Questions to Consider Before Entering Into Your Next Business Contract
It seems axiomatic that one must plan ahead when entering into a business contract, but too often contracting parties overlook the basics which could become the focus of a future contract dispute.
November 13, 2018 at 01:40 PM
5 minute read
“Failing to plan is planning to fail.”
The familiar adage is often attributed to Benjamin Franklin and likely elicits images of a teacher or parent scolding a wayward child. The lesson, however, transcends any childhood lecture and finds its application in present day contract law. It seems axiomatic that one must plan ahead when entering into a business contract, but too often contracting parties overlook the basics which could become the focus of a future contract dispute. As business litigation attorneys, we are rarely consulted at the time of a contract's drafting and instead make our appearance once a situation has escalated. Despite the unfortunate realty that contracts meant to ensure a seamless business transaction frequently end up in our hands, this provides us with a unique perspective as to the pitfalls to which even the most seemingly ironclad contracts can ultimately fall victim. The following are just a few questions to consider before entering into your next business contract—while at first glance they may seem basic, they can make the difference between a successful contract and one susceptible to dispute.
Are the correct parties named? While seemingly basic, when this simple question is overlooked a contracting party can find itself with little recourse in the event of a breach. Take, for example, a contract for purchase of a condominium or real property still in its pre-construction phase. While this arrangement has its benefits, a contracting buyer that fails to do his or her due diligence may realize too late that the contracting developer-seller has no means to satisfy damages related to a failure to perform on the contract. This could be the case whether the developer failed to purchase the subject property at the time the contract was entered or the developer entered into the contract through the use of a “shell” entity that does not have any assets to its name. In either scenario, even a cursory review of the deed to the property or the structure of the corporate entity could answer the basic question as to the appropriate party to be named—and in turn it could save the contracting buyer a lot of time and frustration in the event of litigation.
Have the key terms been properly defined? Too often, parties rely on “handshake agreements” and fail to carefully define the necessary terms of a contract before signing on the dotted line. Ask yourself: is there a date by which performance must occur? Who is responsible for paying for additional necessary services? Who must carry insurance and who or what must it cover? Failure to define such terms can result in a dispute as to the intent of each party when the contract was formed. Similarly, it is easy to be tempted to gloss over lengthy paragraphs defining, usually ad nauseam, remedies available in the event of a breach. The remedies terms, however, can make a substantial difference in the outcome of a lawsuit. Consider a contract that limits each party's remedies to the money the party initially contributed—essentially seeking to put each party in the same position in which it started. Seems fair, right? To the contrary, this does not cover the true extent of the damages incurred years into a contract. Parties commonly take out loans, enter into additional agreements, or forego alternative opportunities in reliance on the first contract. Should that contract fall through, what initially seemed like fair remedies may become a huge blow to one's business or personal livelihood.
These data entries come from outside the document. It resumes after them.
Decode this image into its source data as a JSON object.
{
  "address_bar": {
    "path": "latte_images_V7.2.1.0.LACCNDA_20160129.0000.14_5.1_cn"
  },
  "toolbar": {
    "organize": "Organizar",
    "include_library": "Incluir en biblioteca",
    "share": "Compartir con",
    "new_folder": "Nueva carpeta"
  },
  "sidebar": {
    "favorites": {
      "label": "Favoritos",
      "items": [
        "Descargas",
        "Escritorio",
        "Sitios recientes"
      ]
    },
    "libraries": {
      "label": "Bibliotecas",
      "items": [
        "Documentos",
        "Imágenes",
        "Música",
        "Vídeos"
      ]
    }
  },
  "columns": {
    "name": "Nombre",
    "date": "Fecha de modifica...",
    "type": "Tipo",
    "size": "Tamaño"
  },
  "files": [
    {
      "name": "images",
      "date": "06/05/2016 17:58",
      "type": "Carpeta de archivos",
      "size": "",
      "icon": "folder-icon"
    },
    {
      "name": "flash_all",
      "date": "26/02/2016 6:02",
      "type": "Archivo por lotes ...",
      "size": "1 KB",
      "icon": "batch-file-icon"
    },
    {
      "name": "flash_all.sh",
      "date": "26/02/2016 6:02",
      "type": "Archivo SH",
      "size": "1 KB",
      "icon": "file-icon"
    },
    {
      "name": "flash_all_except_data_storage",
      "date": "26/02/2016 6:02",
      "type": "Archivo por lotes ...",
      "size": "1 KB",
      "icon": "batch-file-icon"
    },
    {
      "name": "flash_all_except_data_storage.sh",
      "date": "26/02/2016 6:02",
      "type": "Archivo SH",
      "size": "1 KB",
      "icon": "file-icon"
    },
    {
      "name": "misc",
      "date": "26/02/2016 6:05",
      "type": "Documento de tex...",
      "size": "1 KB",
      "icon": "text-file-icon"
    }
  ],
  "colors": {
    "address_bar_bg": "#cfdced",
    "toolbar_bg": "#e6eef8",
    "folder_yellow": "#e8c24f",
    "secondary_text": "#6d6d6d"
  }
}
Does alternative dispute resolution make sense for you or your business? Frequently, contracts contain arbitration clauses—ones that essentially eliminate each party's right to have the dispute decided by a judge or jury. At times, arbitrations clauses are the desirable alternative to leaving the matter up to a jury of six strangers. Submitting to arbitration, however, can end up being a complete foreclosure of one's right to file a lawsuit and seek entitlement to damages. Of course, you will rarely hear anyone describe litigation as cost effective, but the reality is that arbitration can be just as expensive, if not more so, than traditional litigation. If not properly considered prior to execution of a contract, an arbitration clause can prove fatal to a claim by a small business or individual against a large corporate entity.
Do not let a failure to plan expose you or your business to unnecessary litigation. While the law is nuanced and provides various avenues to litigate nearly all aspects of a contract, the fact is that courts defer to the terms included in the contract to interpret the intent of the drafters, making those terms the main tools courts (or arbitrators) use in resolving disputes. A careful consideration of the “basics” can mean the difference between a satisfactory resolution and a devastating adverse judgment. Kelly A. Schulz is an attorney at Reid Burman Lebedeker in West Palm Beach. She practices complex commercial, labor & employment, land use, and personal injury litigation.